= The Old Orange Flute =

Irish folk song

The Old Orange Flute (also spelt Auld Orange Flute) is a folk song originating in Ireland. It is often associated with the Orange Order. Despite this, its humour ensured a certain amount of cross-community appeal, especially in the period before the commencement of The Troubles in the late 1960s, and it has also been recorded by artists better-known for songs associated with Irish Nationalism, such as The Clancy Brothers & Tommy Makem and The Dubliners.

==History==

The tune itself, often referred to as Villikins and his Dinah after a music hall song of the 1850s (and known in America as Sweet Betsy from Pike), has been used with many variations for a large number of folk songs and sea shanties, and has been called the "primal tune". Related fiddle tunes are found as early as the 18th century. The Old Orange Flute, however, originated more recently, probably in the 19th century, when a variant of the tune was used to set an anonymously authored broadside.

The earliest known records of the words appeared in 1907 in two books: A Collection of Orange and Protestant Songs and The golden treasury of Irish songs and lyrics. The latter, published in New York, classifies the song as "Anonymous street ballad".

Several books attribute authorship of the words to one Nugent Bohem, but this is a misreading of the title of a book containing the song from the Dublin publisher Nugent & Co: "Nugent's Bohemian Songster".

It has been claimed that the words were written by a nationalist as a parody of Orangeism and were first published in the nationalist journal Sinn Fein on 2 November 1912. This is clearly refuted by the existence of the two books from 1907. The publication in Sinn Fein, under the title The Magic Flute, carries no explanation but a facetious attribution to Edward Carson, the unionist politician.

==Text==

The song tells the story of Bob Williamson, a weaver of Dungannon, who is considered a "stout Orange blade" by his associates. However, "he married a Papist named Brigid McGinn. Turned Papish himself, he forsook the auld cause" and was compelled to flee to Connacht, taking with him his flute. Enrolled into a Catholic church choir, he finds that the flute will only play Protestant songs such as The Boyne Water. Eventually the priest buys him a new instrument and the flute is condemned to be burned for heresy, though in the flames a "quare noise" can be heard as the flute still whistles "The Protestant Boys". The text was reproduced in Colm Ó Lochlainn's Irish Street Ballads (1939).

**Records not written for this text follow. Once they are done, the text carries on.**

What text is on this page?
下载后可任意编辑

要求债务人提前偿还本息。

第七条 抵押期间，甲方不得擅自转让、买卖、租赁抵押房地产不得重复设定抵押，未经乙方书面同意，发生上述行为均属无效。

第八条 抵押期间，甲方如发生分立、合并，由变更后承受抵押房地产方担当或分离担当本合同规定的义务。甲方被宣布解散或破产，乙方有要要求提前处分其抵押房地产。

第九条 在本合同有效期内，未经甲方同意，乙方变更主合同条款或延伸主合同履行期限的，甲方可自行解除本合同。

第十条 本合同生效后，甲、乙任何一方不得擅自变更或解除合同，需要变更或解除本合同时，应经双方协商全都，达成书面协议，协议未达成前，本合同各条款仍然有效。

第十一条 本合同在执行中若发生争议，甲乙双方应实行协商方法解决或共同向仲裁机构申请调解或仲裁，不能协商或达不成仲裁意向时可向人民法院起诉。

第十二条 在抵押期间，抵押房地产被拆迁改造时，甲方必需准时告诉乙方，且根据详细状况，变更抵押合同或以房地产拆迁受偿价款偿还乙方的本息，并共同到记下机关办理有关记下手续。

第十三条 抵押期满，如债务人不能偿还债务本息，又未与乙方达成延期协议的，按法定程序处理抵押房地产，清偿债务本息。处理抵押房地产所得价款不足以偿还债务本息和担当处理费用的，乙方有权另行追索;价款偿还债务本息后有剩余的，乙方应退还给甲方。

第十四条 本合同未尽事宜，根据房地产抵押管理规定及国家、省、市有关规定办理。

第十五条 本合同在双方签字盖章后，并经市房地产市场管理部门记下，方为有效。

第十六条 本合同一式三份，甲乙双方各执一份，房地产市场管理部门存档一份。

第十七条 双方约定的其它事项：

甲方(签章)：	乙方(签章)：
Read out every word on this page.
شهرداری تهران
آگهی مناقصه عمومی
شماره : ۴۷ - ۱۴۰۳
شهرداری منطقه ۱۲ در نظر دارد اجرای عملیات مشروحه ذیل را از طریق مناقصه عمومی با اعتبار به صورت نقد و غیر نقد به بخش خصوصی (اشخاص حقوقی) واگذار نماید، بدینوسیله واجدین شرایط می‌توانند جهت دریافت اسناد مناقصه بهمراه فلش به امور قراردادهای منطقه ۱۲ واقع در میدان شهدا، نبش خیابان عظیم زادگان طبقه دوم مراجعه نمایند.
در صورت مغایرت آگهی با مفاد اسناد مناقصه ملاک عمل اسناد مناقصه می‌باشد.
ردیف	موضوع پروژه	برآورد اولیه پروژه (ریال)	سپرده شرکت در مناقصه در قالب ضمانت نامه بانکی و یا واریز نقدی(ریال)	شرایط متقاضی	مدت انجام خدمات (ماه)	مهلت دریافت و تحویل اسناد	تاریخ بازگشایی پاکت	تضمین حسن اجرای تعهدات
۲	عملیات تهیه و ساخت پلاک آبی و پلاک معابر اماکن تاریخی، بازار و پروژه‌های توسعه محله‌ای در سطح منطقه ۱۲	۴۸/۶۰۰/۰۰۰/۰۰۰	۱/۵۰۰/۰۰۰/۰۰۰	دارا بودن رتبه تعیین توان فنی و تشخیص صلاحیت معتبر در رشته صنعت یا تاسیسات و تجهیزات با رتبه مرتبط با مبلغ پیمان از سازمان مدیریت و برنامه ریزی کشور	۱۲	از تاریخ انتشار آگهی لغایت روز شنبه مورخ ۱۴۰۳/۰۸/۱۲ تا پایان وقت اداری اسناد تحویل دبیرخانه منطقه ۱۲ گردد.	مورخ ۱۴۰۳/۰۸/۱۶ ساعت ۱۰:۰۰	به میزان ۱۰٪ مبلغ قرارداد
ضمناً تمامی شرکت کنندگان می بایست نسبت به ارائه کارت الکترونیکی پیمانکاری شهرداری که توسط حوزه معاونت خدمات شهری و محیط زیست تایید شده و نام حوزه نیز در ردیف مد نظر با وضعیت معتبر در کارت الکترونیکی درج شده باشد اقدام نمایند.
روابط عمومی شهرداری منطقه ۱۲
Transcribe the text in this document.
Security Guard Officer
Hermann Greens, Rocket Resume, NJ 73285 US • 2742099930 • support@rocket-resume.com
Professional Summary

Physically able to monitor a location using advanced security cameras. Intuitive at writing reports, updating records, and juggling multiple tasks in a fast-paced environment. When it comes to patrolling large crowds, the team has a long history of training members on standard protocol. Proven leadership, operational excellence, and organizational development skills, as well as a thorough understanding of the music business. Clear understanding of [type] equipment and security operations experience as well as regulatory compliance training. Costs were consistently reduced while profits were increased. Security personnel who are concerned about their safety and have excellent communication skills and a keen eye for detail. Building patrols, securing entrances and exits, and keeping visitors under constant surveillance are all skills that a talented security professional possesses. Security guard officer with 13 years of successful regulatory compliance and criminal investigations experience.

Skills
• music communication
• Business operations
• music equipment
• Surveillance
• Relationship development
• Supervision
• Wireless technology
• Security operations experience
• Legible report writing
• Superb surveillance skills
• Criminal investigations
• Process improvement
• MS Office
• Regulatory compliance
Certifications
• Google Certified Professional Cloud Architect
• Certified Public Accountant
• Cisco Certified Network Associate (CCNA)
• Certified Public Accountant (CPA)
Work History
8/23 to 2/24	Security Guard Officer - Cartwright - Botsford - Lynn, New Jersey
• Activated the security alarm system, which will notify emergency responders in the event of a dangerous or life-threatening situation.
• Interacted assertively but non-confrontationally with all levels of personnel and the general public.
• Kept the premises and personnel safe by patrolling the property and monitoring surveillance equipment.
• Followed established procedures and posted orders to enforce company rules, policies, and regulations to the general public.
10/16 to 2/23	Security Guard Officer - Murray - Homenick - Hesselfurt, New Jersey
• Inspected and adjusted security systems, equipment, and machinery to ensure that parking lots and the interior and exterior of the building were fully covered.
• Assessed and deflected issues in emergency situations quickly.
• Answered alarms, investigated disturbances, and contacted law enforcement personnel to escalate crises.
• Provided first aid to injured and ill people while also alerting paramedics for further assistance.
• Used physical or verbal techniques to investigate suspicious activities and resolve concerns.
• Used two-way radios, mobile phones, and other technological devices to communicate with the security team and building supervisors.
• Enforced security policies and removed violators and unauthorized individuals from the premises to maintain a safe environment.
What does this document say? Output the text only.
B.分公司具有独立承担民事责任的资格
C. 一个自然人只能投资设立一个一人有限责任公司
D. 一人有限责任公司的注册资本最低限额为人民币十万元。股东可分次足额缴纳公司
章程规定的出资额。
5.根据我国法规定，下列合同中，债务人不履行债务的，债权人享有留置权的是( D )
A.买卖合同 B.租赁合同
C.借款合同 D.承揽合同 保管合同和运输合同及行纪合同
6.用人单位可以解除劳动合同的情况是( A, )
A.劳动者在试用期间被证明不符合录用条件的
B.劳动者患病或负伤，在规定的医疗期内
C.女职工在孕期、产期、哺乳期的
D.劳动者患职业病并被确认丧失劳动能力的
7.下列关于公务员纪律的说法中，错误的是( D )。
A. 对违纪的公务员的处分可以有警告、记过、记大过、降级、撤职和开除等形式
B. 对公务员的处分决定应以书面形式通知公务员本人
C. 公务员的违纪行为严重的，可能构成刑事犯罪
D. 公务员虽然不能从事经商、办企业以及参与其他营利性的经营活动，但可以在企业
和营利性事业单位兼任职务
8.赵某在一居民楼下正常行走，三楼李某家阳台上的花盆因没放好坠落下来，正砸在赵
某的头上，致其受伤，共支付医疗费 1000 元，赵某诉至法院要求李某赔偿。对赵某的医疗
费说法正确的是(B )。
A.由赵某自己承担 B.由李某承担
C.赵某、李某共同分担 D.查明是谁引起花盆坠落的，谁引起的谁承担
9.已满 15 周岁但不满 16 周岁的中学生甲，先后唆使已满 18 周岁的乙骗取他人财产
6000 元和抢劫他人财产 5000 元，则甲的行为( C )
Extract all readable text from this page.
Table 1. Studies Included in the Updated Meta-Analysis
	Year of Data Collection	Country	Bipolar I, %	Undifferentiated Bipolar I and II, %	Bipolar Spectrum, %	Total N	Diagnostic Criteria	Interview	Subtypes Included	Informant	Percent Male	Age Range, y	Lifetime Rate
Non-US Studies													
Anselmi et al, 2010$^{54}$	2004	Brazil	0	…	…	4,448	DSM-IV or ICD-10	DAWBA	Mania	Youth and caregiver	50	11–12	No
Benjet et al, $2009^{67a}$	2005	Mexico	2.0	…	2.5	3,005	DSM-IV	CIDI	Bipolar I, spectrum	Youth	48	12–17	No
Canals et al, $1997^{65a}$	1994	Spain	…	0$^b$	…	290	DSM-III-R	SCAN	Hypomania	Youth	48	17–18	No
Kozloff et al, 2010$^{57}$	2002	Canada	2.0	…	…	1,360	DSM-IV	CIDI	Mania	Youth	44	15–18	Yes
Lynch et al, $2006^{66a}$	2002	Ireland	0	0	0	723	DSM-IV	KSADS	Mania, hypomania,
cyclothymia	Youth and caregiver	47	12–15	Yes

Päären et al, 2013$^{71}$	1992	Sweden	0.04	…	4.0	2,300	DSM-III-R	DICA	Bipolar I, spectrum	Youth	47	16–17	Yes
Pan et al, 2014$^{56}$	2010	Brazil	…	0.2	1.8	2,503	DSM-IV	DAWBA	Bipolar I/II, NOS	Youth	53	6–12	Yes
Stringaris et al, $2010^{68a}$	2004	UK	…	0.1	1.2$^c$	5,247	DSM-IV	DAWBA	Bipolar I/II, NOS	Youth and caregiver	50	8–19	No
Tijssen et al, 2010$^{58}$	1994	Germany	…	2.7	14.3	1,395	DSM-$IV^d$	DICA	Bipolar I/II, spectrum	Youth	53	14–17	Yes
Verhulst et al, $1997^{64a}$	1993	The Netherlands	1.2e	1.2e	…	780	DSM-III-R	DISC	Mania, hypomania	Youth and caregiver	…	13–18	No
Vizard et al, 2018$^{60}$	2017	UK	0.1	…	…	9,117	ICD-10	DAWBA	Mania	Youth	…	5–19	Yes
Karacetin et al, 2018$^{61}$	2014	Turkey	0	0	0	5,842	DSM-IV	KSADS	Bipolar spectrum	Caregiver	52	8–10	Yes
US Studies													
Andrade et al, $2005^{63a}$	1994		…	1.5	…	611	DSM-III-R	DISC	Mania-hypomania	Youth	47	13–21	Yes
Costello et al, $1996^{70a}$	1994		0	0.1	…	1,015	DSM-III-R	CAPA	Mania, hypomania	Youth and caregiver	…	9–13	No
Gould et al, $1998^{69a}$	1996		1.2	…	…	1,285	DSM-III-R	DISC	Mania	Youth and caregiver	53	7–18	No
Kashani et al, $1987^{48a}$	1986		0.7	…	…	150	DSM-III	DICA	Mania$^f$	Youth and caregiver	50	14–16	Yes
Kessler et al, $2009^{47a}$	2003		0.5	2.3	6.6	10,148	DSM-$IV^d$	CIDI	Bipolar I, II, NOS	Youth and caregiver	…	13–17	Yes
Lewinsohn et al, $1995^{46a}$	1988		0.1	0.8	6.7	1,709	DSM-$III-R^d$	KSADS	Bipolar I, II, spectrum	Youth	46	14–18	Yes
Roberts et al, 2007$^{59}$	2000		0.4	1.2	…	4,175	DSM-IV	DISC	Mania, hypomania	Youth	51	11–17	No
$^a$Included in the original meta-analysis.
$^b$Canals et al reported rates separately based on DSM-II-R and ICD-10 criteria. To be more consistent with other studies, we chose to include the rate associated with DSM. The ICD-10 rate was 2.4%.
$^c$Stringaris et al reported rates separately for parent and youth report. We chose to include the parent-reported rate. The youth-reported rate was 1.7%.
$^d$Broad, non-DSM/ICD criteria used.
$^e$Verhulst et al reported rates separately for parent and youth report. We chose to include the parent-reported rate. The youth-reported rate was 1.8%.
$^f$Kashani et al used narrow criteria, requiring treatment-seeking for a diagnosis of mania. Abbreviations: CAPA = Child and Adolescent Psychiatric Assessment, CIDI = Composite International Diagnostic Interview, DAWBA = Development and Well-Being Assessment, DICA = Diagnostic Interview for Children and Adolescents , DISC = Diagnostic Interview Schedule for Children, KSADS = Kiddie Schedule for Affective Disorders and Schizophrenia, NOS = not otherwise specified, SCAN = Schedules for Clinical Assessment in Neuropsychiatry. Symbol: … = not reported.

Modern renditions of the song often include the repeated refrain "Sure it's six miles from Bangor to Donaghadee". This seems to have been popularised by versions by The Clancy Brothers and subsequently The Dubliners; the line is taken from the refrain (and title) of another folk song, Six Miles from Bangor to Donaghadee, describing a series of absurd episodes and also set to the tune Villikins, and which was recorded by the Larne-reared but Southport-born singer Richard Hayward, amongst others. Hayward also made the first recording of The Old Orange Flute, in around 1920.

Denis Johnston quotes the first and last verses of the song in his war memoir Nine Rivers from Jordan, giving two alternate choruses:

"Tooraloo! Tooralay! We'll have no superstition round Portadown way!"

"Tooraloo! Tooralay! Oh, the twelfth of July is the Orangeman's day."

==In popular culture==
In the 1996 adventure film The Ghost and the Darkness Val Kilmer portrays Irish Unionist hero John Henry Patterson and sings the song whilst lying in wait for a pair of man-eating lions.